桌上传来几声压抑的低笑。有人在心里嘲讽:【记得这么清楚,是数着日子要分家产吧?】
温老爷子却点了点头,又问:“有什么打算?”
这是个很宽泛的问题,但所有人都知道他在问什么——对这个家,对温氏,对你这段婚姻,有什么打算?
陆怀瑾沉默了几秒。
他其实可以给出很多种回答。漂亮的场面话,真诚的表态,甚至卑微的承诺。但就在他准备开口时,一股极其强烈的恶意心声猛地撞进脑海:
【说啊,快说啊!说自己想进温氏工作!】
【老爷子最讨厌没野心的人,但也最讨厌野心太大的人……】
【不管你怎么答都是错!废物就是废物!】
那声音来自温清瓷的堂哥,温明辉。他就坐在桌子对面,脸上挂着友善的笑,眼神却像淬了毒的针。
陆怀瑾抬起头,目光平静地迎向老爷子:“目前还在适应和学习的阶段。清瓷工作忙,我想先把家里照顾好,让她没有后顾之忧。”
很中庸的回答,甚至有点“没出息”。
温明辉的心声立刻转为得意:【果然是个窝囊废!】
但温老爷子盯着陆怀瑾看了很久,久到桌上的空气都凝固了。然后,老人忽然笑了——不是开怀大笑,而是那种很淡的、几乎看不出的笑意。
“照顾好家里,也是本事。”他说完,端起茶杯抿了一口,不再看陆怀瑾。
这态度模棱两可,桌上众人心思各异。但陆怀瑾能清晰听见他们的内心活动:有人失望,有人疑惑,有人开始重新评估……
只有温清瓷。
陆怀瑾用余光看她。她正低头用湿毛巾擦手,动作很慢,很细致,从指尖到手心,每一寸都擦到。脸上依然没什么表情,像刚才那场对话与她无关。
他还是听不见她的心声。
这种绝对的静默,在周围嘈杂的内心戏包围下,反而成了最刺耳的存在。
宴会正式开始后,陆怀瑾找了个借口溜到露台上。晚风带着初秋的凉意,吹在脸上终于让脑子里的噪音减轻了些。
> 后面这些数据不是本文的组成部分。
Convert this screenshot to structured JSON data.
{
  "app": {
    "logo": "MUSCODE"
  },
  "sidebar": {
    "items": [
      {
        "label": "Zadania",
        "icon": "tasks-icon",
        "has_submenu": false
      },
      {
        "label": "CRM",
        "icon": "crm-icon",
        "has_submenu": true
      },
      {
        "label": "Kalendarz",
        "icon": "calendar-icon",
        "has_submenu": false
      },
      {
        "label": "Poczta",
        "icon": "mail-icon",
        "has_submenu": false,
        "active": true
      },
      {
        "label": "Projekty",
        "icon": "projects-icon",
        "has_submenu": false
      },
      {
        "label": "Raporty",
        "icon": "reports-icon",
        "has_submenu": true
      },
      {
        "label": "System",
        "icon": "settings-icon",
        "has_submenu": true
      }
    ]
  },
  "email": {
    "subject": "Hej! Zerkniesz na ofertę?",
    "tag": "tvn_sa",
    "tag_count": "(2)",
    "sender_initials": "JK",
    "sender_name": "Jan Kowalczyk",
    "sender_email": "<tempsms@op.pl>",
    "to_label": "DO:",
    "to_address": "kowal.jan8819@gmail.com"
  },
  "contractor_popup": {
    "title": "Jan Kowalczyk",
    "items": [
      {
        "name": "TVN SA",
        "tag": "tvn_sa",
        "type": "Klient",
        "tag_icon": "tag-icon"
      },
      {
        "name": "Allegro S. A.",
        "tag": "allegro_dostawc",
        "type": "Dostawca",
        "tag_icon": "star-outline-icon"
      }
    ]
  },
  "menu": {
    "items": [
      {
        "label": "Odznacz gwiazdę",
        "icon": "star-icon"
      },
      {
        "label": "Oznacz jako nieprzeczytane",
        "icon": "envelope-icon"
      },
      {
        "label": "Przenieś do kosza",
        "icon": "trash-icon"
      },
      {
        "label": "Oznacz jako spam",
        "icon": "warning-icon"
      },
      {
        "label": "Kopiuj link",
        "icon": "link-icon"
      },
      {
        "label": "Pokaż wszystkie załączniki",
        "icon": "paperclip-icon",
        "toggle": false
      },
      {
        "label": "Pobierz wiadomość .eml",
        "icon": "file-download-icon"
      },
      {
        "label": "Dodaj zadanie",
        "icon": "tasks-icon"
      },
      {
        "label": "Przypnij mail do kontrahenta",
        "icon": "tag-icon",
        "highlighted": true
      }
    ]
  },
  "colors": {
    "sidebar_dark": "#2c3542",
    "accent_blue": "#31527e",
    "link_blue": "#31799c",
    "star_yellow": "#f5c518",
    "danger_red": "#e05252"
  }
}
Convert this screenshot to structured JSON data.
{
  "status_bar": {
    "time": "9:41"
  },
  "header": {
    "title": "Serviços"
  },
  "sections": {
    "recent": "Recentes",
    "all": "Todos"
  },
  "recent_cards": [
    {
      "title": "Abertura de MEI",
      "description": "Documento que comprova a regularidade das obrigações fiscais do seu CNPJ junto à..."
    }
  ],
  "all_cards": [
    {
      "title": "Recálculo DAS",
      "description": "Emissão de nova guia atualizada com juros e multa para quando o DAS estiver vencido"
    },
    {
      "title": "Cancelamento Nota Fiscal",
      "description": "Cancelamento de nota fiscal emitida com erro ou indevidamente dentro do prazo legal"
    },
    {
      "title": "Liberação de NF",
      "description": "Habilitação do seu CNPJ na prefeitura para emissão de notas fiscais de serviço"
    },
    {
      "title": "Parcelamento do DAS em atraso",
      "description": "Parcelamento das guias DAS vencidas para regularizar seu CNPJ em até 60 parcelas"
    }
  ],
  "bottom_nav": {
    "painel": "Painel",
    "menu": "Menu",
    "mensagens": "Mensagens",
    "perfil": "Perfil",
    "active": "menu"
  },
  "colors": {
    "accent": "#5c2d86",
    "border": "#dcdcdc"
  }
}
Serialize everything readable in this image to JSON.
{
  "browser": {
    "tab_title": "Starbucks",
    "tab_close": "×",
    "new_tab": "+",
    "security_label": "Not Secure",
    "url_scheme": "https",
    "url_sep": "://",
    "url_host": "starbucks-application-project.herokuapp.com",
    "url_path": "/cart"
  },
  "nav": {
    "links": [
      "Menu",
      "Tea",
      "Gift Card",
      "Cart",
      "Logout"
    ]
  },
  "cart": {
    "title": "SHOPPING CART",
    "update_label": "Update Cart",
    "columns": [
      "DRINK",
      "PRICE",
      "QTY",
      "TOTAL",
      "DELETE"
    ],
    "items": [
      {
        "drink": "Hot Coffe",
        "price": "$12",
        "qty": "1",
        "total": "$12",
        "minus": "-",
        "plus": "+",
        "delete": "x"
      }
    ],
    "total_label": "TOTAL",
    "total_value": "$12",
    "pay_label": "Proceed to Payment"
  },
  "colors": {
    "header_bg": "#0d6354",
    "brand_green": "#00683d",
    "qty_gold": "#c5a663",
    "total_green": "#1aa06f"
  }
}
他撑着栏杆,看向远处城市的灯火。前世这个时候,他应该在山门闭关,准备冲击化神期。洞府外是终年不化的雪,安静得能听见自己血液流动的声音。
而不是像现在这样,被困在一具陌生的身体里,困在一场虚伪的家族聚会中,还莫名其妙多了个……听人心声的能力。
“你很紧张?”
陆怀瑾猛地回头。
温清瓷不知何时也出来了,就站在他身后两三米的地方。露台的灯光昏暗,她的脸隐在阴影里,看不清表情。
“没有。”陆怀瑾说,顿了顿,又补充,“只是有点闷。”
“里面确实闷。”温清瓷走过来,和他并肩站在栏杆边。她没有靠很近,两人之间隔着大约半臂的距离——一个礼貌而疏远的距离。
沉默在蔓延。
陆怀瑾能听见宴会厅里传来的笑声、碰杯声,以及无数嘈杂的心声。但露台上很安静,只有风声,和两人几乎微不可闻的呼吸声。
他忽然有种荒谬的冲动,想问她:你现在在想什么?
你为什么要和我结婚?为什么留我在身边?为什么在所有人都嘲笑我的时候,你从来不附和,但也从来不维护?
你……到底是怎么看我的?
但他问不出口。这些问题太越界了,不符合他们之间心照不宣的契约——一场各取所需的婚姻,她需要一个挡箭牌,他需要……好吧,原主需要钱和庇护,而他需要搞清楚自己为什么会在这里。
“周烨。”
温清瓷突然开口,声音被风吹得有些散。
陆怀瑾侧头看她。
“我妈提的那个人,”她继续说,目光依然看着远处的灯火,“周氏集团的少东家。如果你听到什么闲话,不用在意。”
这是解释?还是警告?
陆怀瑾试图从她脸上找到答案,但失败了。她太平静了,平静得像在说今天的天气。
“嗯。”他最终只是应了一声。
又是一阵沉默。
然后温清瓷说:“下个月爸生日,需要准备礼物。你有空的话……”
“我来准备。”陆怀瑾接过话。
温清瓷终于转头看了他一眼。那双眼睛在昏暗的光线下显得很深,像夜里看不透的湖。
“好。”她说,然后从手包里拿出一个薄薄的信封,递给他,“这里面有些资料,爸最近喜欢收藏砚台。你可以参考。”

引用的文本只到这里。